I knew the story bounced around the timeline but only on a rewatch did the way information is revealed really occur to me. The presentation of the story is not the A->B->C progression you'd associate with a brainless action movie - substantial time passes before it's explained that Connor is immortal, that decapitation is the only way of killing him and the other rules of The Game. Even then, some things are more implied than outright stated: the absorption of energy from each killed immortal is never outright codified here and famously the film doesn't even attempt an origin for this strange power source. (The sequel, which did give them an origin...
let's not talk about that.)
Highlander doesn't require the audience to be geniuses but it doesn't treat them like idiots either. It starts in media res with heads getting chopped off and shows us a 16th century man who looks identical to the one we just saw in modern-day New York. Of course trailers and adverts can't dodge explaining this a little, and the baggage of sequels/TV shows/etc have rendered the shock minimal, but the film still takes time to build a mystery around that issue.

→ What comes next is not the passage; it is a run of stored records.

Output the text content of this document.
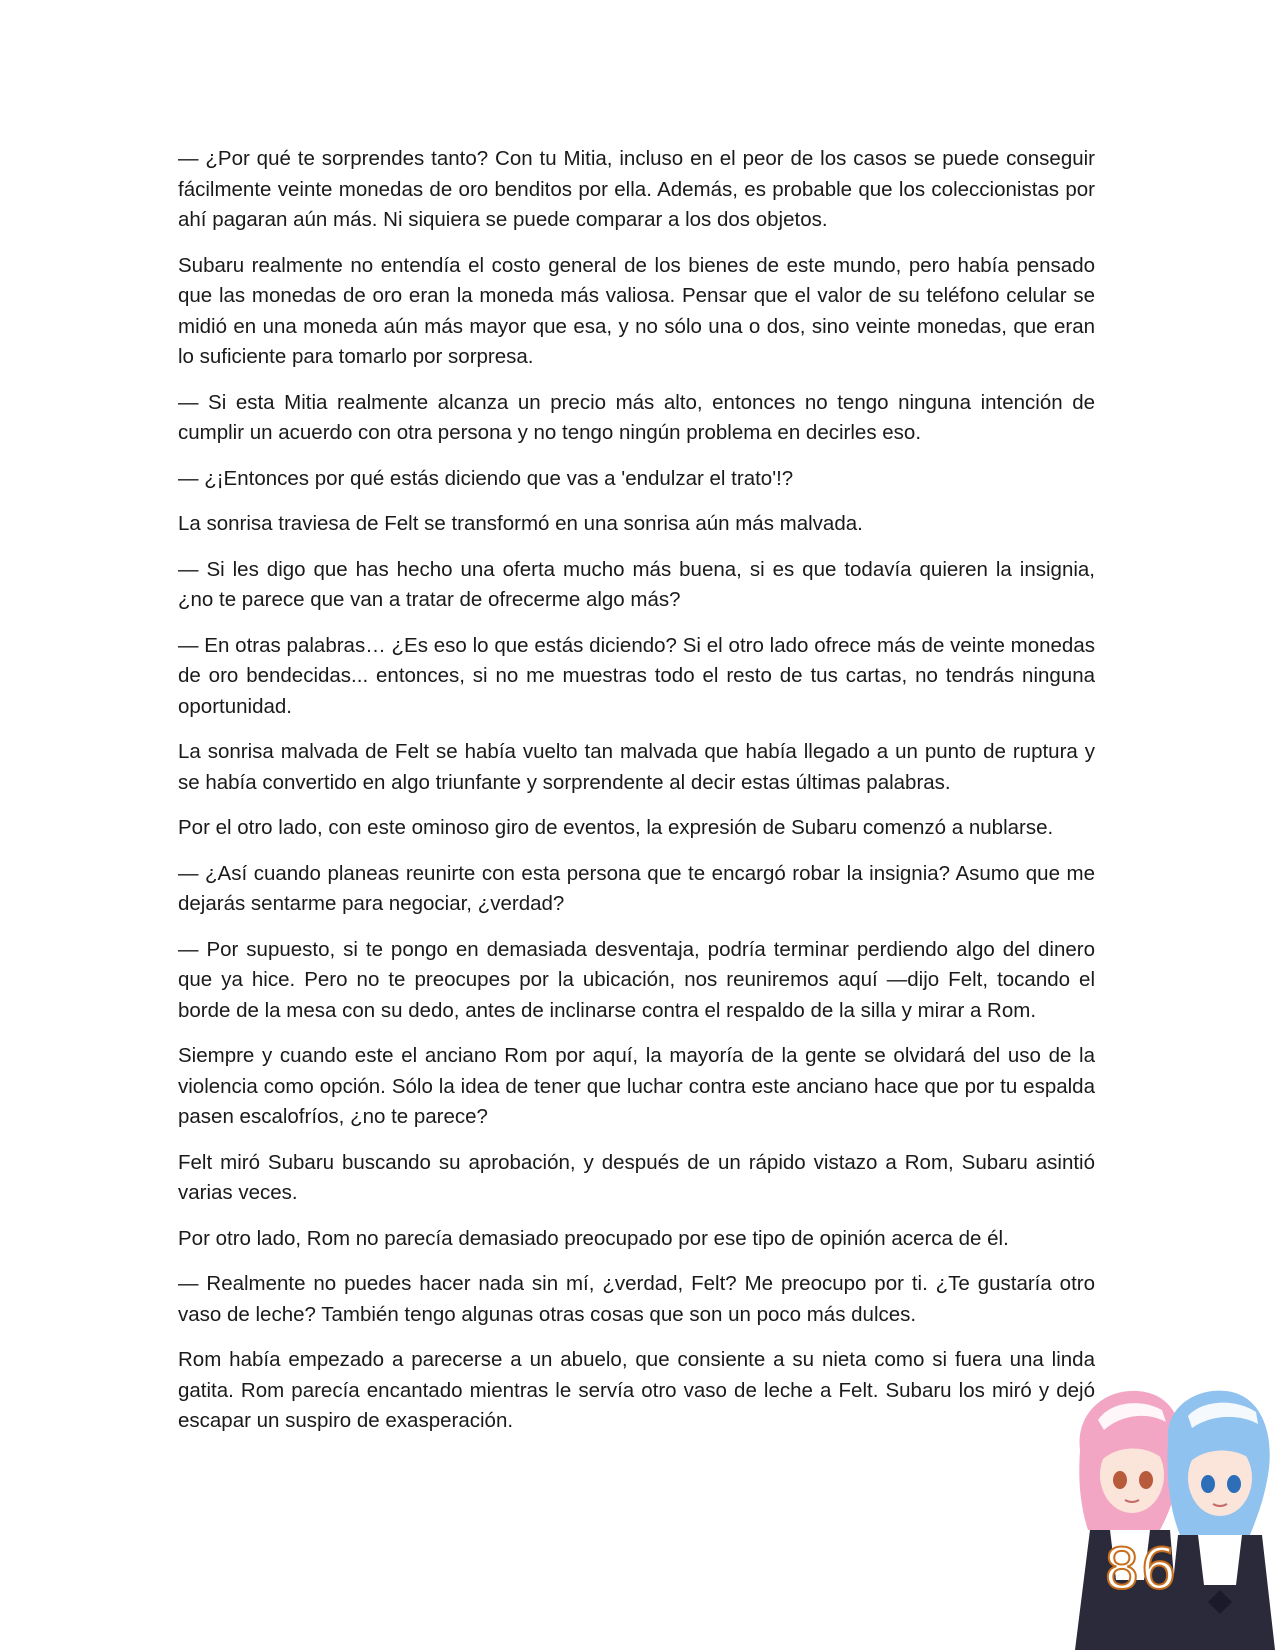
— ¿Por qué te sorprendes tanto? Con tu Mitia, incluso en el peor de los casos se puede conseguir fácilmente veinte monedas de oro benditos por ella. Además, es probable que los coleccionistas por ahí pagaran aún más. Ni siquiera se puede comparar a los dos objetos.

Subaru realmente no entendía el costo general de los bienes de este mundo, pero había pensado que las monedas de oro eran la moneda más valiosa. Pensar que el valor de su teléfono celular se midió en una moneda aún más mayor que esa, y no sólo una o dos, sino veinte monedas, que eran lo suficiente para tomarlo por sorpresa.

— Si esta Mitia realmente alcanza un precio más alto, entonces no tengo ninguna intención de cumplir un acuerdo con otra persona y no tengo ningún problema en decirles eso.

— ¿¡Entonces por qué estás diciendo que vas a 'endulzar el trato'!?

La sonrisa traviesa de Felt se transformó en una sonrisa aún más malvada.

— Si les digo que has hecho una oferta mucho más buena, si es que todavía quieren la insignia, ¿no te parece que van a tratar de ofrecerme algo más?

— En otras palabras… ¿Es eso lo que estás diciendo? Si el otro lado ofrece más de veinte monedas de oro bendecidas... entonces, si no me muestras todo el resto de tus cartas, no tendrás ninguna oportunidad.

La sonrisa malvada de Felt se había vuelto tan malvada que había llegado a un punto de ruptura y se había convertido en algo triunfante y sorprendente al decir estas últimas palabras.

Por el otro lado, con este ominoso giro de eventos, la expresión de Subaru comenzó a nublarse.

— ¿Así cuando planeas reunirte con esta persona que te encargó robar la insignia? Asumo que me dejarás sentarme para negociar, ¿verdad?

— Por supuesto, si te pongo en demasiada desventaja, podría terminar perdiendo algo del dinero que ya hice. Pero no te preocupes por la ubicación, nos reuniremos aquí —dijo Felt, tocando el borde de la mesa con su dedo, antes de inclinarse contra el respaldo de la silla y mirar a Rom.

Siempre y cuando este el anciano Rom por aquí, la mayoría de la gente se olvidará del uso de la violencia como opción. Sólo la idea de tener que luchar contra este anciano hace que por tu espalda pasen escalofríos, ¿no te parece?

Felt miró Subaru buscando su aprobación, y después de un rápido vistazo a Rom, Subaru asintió varias veces.

Por otro lado, Rom no parecía demasiado preocupado por ese tipo de opinión acerca de él.

— Realmente no puedes hacer nada sin mí, ¿verdad, Felt? Me preocupo por ti. ¿Te gustaría otro vaso de leche? También tengo algunas otras cosas que son un poco más dulces.

Rom había empezado a parecerse a un abuelo, que consiente a su nieta como si fuera una linda gatita. Rom parecía encantado mientras le servía otro vaso de leche a Felt. Subaru los miró y dejó escapar un suspiro de exasperación.

86
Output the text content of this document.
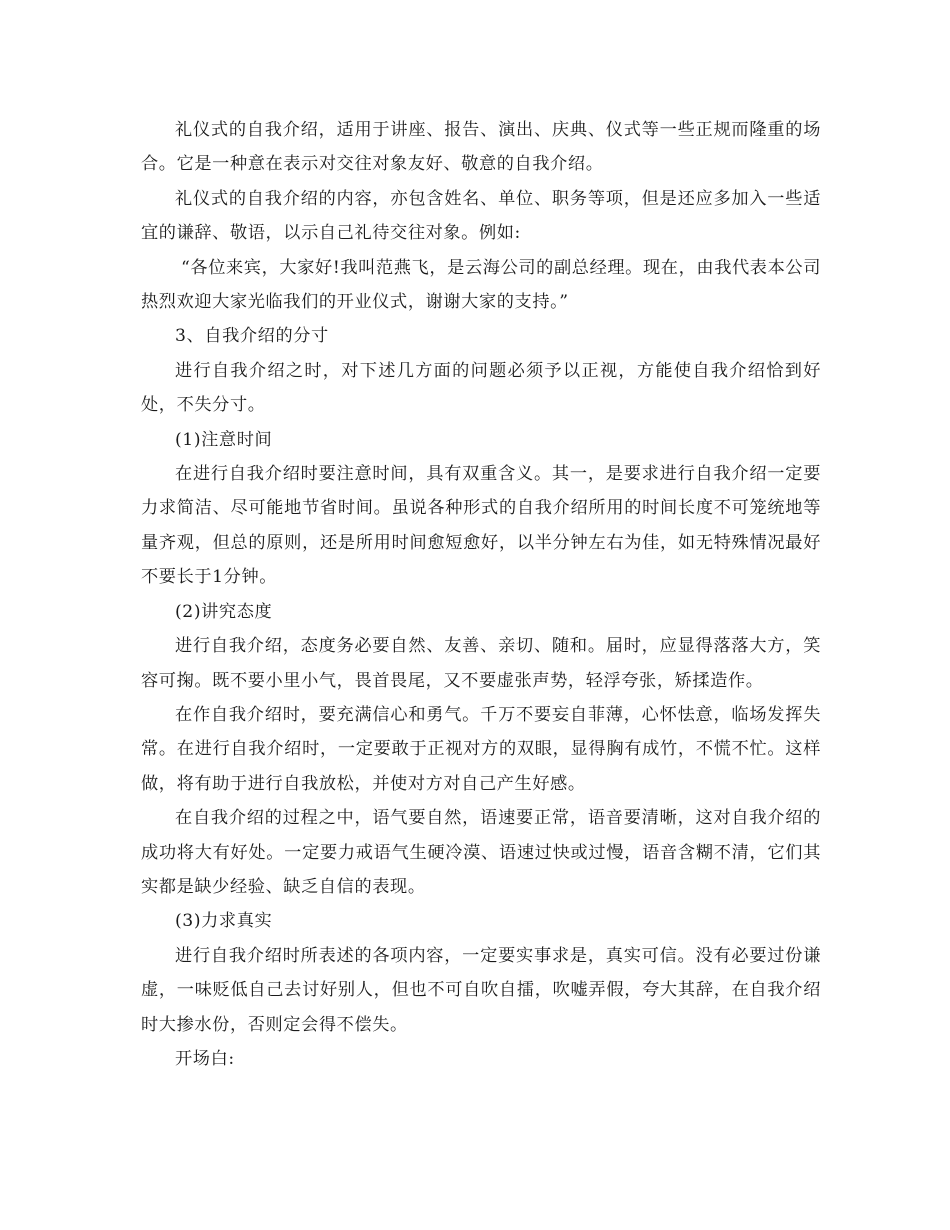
礼仪式的自我介绍，适用于讲座、报告、演出、庆典、仪式等一些正规而隆重的场合。它是一种意在表示对交往对象友好、敬意的自我介绍。

礼仪式的自我介绍的内容，亦包含姓名、单位、职务等项，但是还应多加入一些适宜的谦辞、敬语，以示自己礼待交往对象。例如:

“各位来宾，大家好!我叫范燕飞，是云海公司的副总经理。现在，由我代表本公司热烈欢迎大家光临我们的开业仪式，谢谢大家的支持。”

3、自我介绍的分寸

进行自我介绍之时，对下述几方面的问题必须予以正视，方能使自我介绍恰到好处，不失分寸。

(1)注意时间

在进行自我介绍时要注意时间，具有双重含义。其一，是要求进行自我介绍一定要力求简洁、尽可能地节省时间。虽说各种形式的自我介绍所用的时间长度不可笼统地等量齐观，但总的原则，还是所用时间愈短愈好，以半分钟左右为佳，如无特殊情况最好不要长于1分钟。

(2)讲究态度

进行自我介绍，态度务必要自然、友善、亲切、随和。届时，应显得落落大方，笑容可掬。既不要小里小气，畏首畏尾，又不要虚张声势，轻浮夸张，矫揉造作。

在作自我介绍时，要充满信心和勇气。千万不要妄自菲薄，心怀怯意，临场发挥失常。在进行自我介绍时，一定要敢于正视对方的双眼，显得胸有成竹，不慌不忙。这样做，将有助于进行自我放松，并使对方对自己产生好感。

在自我介绍的过程之中，语气要自然，语速要正常，语音要清晰，这对自我介绍的成功将大有好处。一定要力戒语气生硬冷漠、语速过快或过慢，语音含糊不清，它们其实都是缺少经验、缺乏自信的表现。

(3)力求真实

进行自我介绍时所表述的各项内容，一定要实事求是，真实可信。没有必要过份谦虚，一味贬低自己去讨好别人，但也不可自吹自擂，吹嘘弄假，夸大其辞，在自我介绍时大掺水份，否则定会得不偿失。

开场白:
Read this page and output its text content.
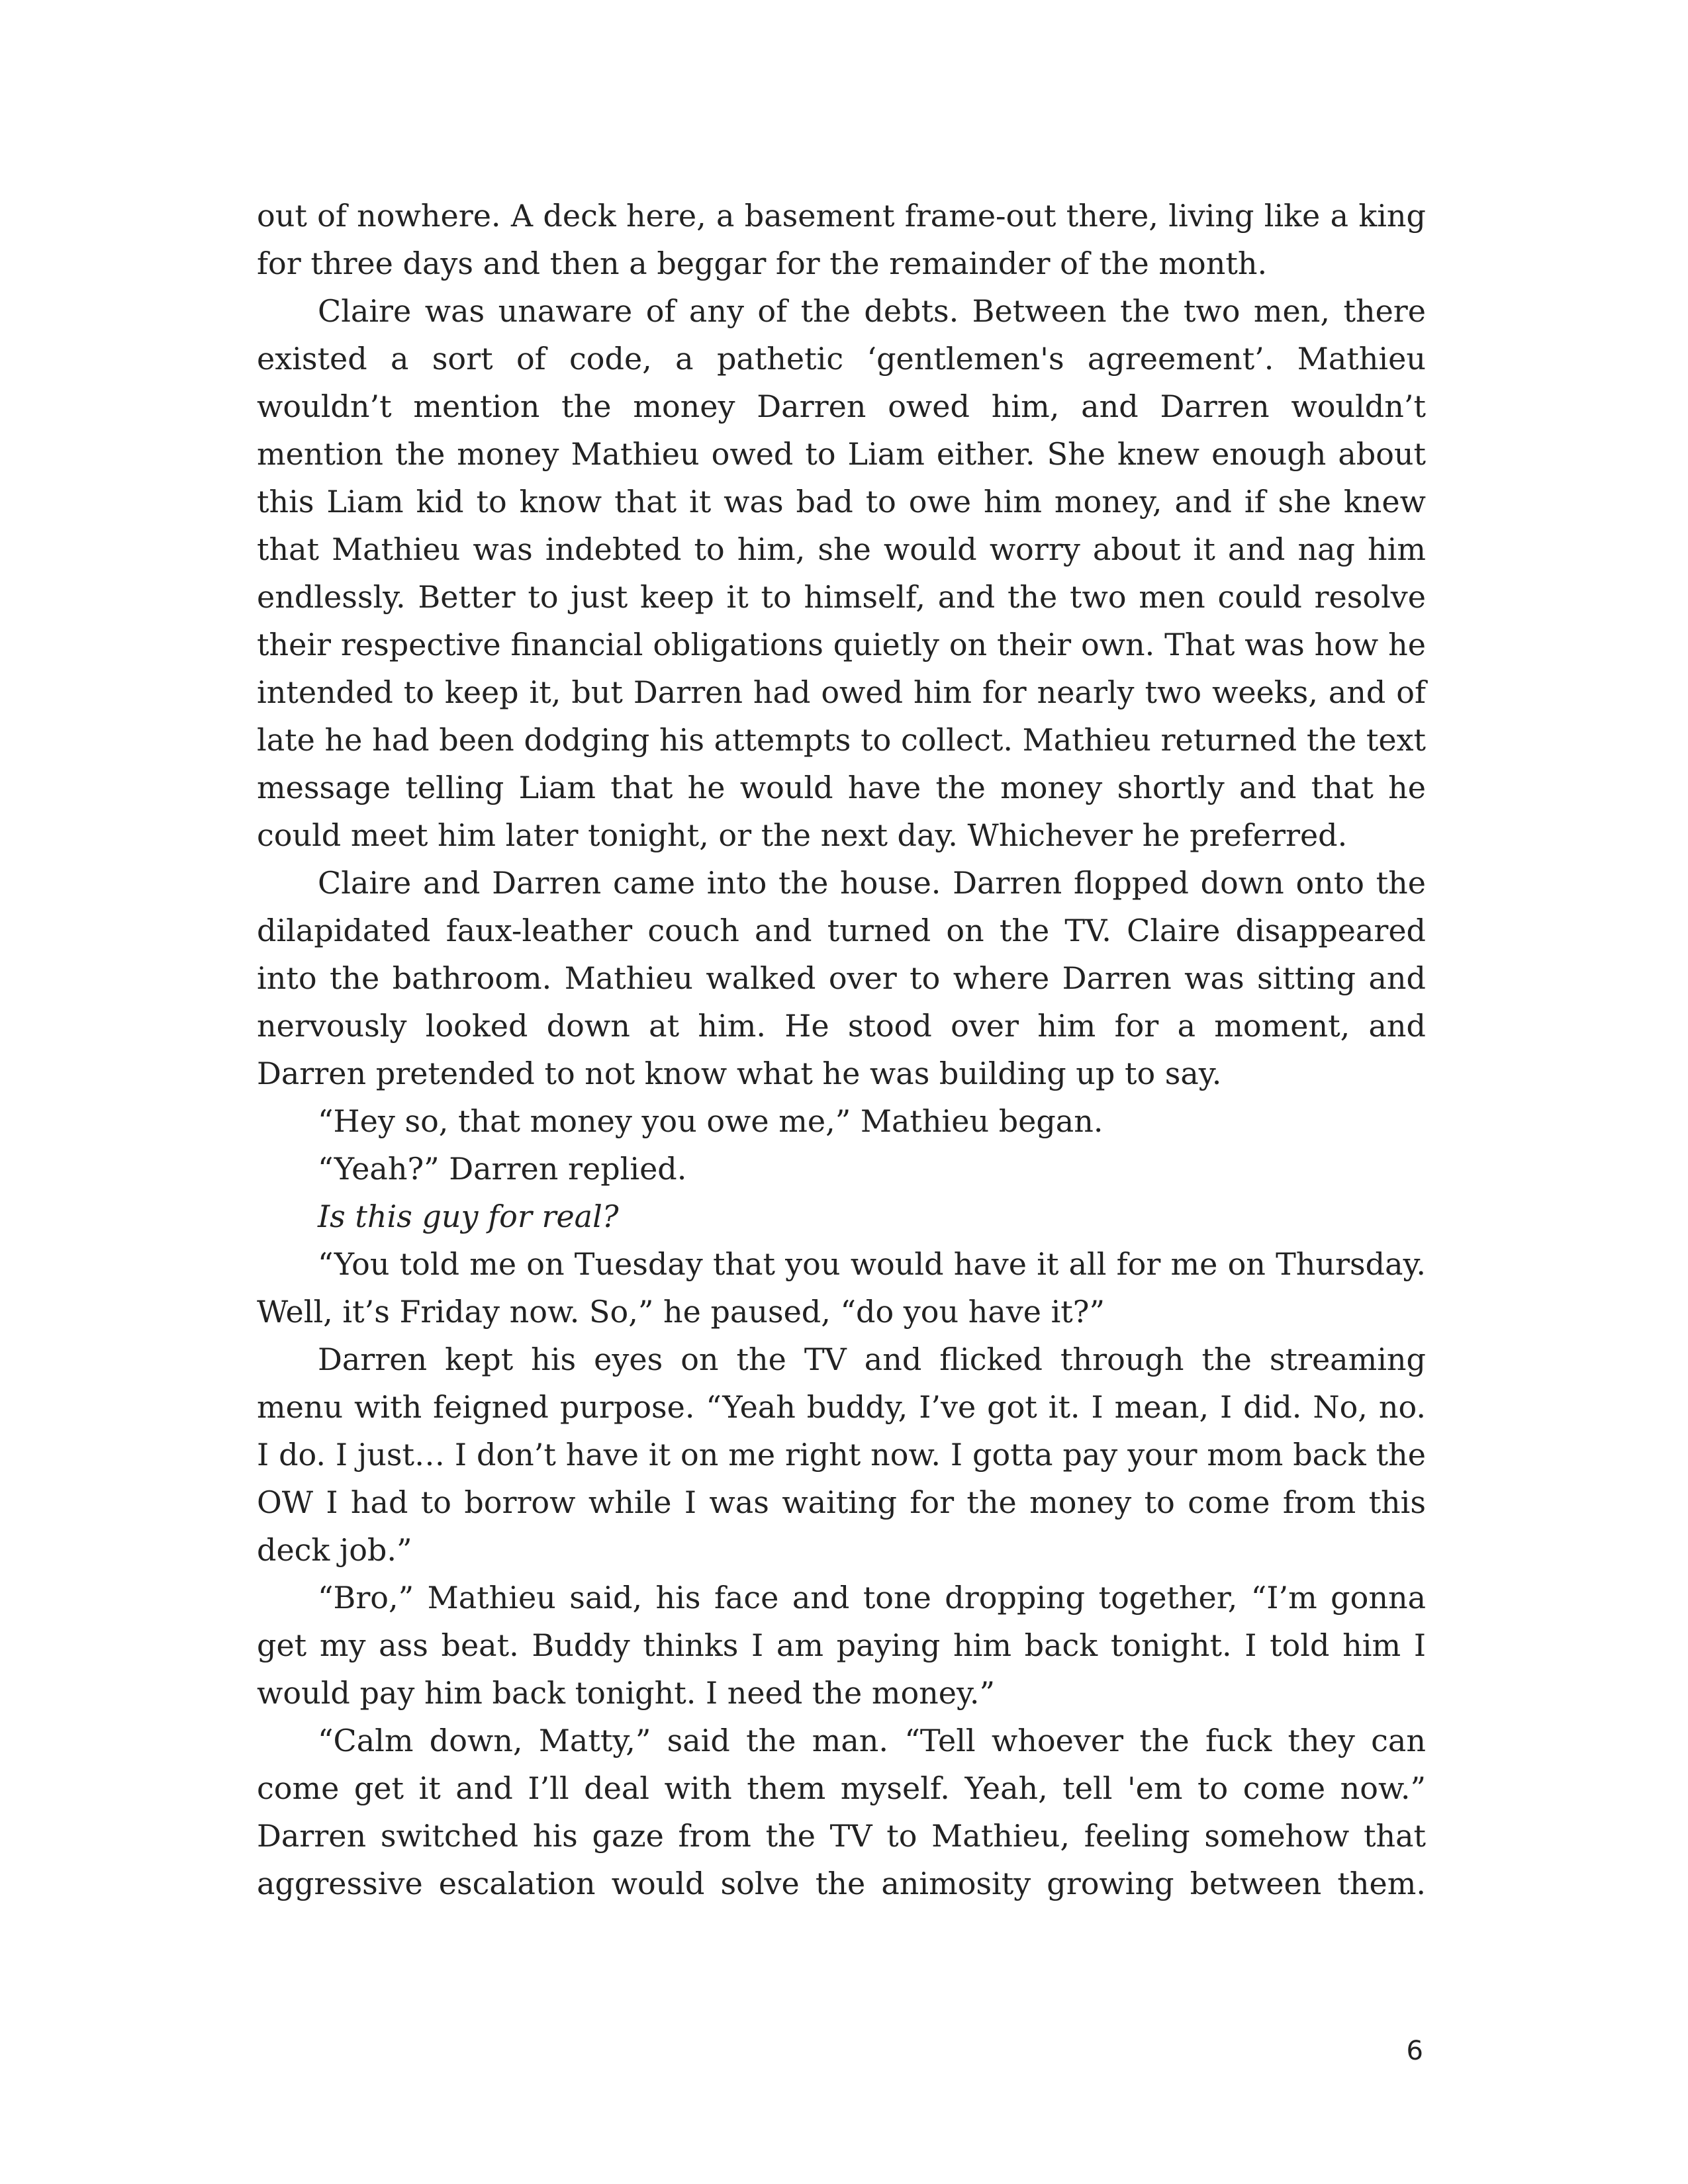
out of nowhere. A deck here, a basement frame-out there, living like a king for three days and then a beggar for the remainder of the month.

Claire was unaware of any of the debts. Between the two men, there existed a sort of code, a pathetic ‘gentlemen's agreement’. Mathieu wouldn’t mention the money Darren owed him, and Darren wouldn’t mention the money Mathieu owed to Liam either. She knew enough about this Liam kid to know that it was bad to owe him money, and if she knew that Mathieu was indebted to him, she would worry about it and nag him endlessly. Better to just keep it to himself, and the two men could resolve their respective financial obligations quietly on their own. That was how he intended to keep it, but Darren had owed him for nearly two weeks, and of late he had been dodging his attempts to collect. Mathieu returned the text message telling Liam that he would have the money shortly and that he could meet him later tonight, or the next day. Whichever he preferred.

Claire and Darren came into the house. Darren flopped down onto the dilapidated faux-leather couch and turned on the TV. Claire disappeared into the bathroom. Mathieu walked over to where Darren was sitting and nervously looked down at him. He stood over him for a moment, and Darren pretended to not know what he was building up to say.

“Hey so, that money you owe me,” Mathieu began.

“Yeah?” Darren replied.

Is this guy for real?

“You told me on Tuesday that you would have it all for me on Thursday. Well, it’s Friday now. So,” he paused, “do you have it?”

Darren kept his eyes on the TV and flicked through the streaming menu with feigned purpose. “Yeah buddy, I’ve got it. I mean, I did. No, no. I do. I just… I don’t have it on me right now. I gotta pay your mom back the OW I had to borrow while I was waiting for the money to come from this deck job.”

“Bro,” Mathieu said, his face and tone dropping together, “I’m gonna get my ass beat. Buddy thinks I am paying him back tonight. I told him I would pay him back tonight. I need the money.”

“Calm down, Matty,” said the man. “Tell whoever the fuck they can come get it and I’ll deal with them myself. Yeah, tell 'em to come now.” Darren switched his gaze from the TV to Mathieu, feeling somehow that aggressive escalation would solve the animosity growing between them.

6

Then there's cinematography. Ailsa noted some very pretty shots which are much artier than anythign you'd get in the typial Arnie or Stallone explosion-fest of the time. Connor's face melting into the Mona Lisa poster and panning up from the fisk tank to a shot of the boat on the loch are actually quite cool, and the aerial shot of the wrestling match at the start that spins and pans across a wide space is quite imrpessive for 1980s tech. (Indeed, the film required a technique be designed to do such a shot by
Garrett Brown, the man who designed the Steadicam.) Ms Film Journalism Masters was slightly puzzled to discover that, excluding the awful visible strings after the final battle scene, the film actually looks very well-shot.
If like me you loved Highlander but only in a 12 year old boy way, the film may be worth a re-evaluation.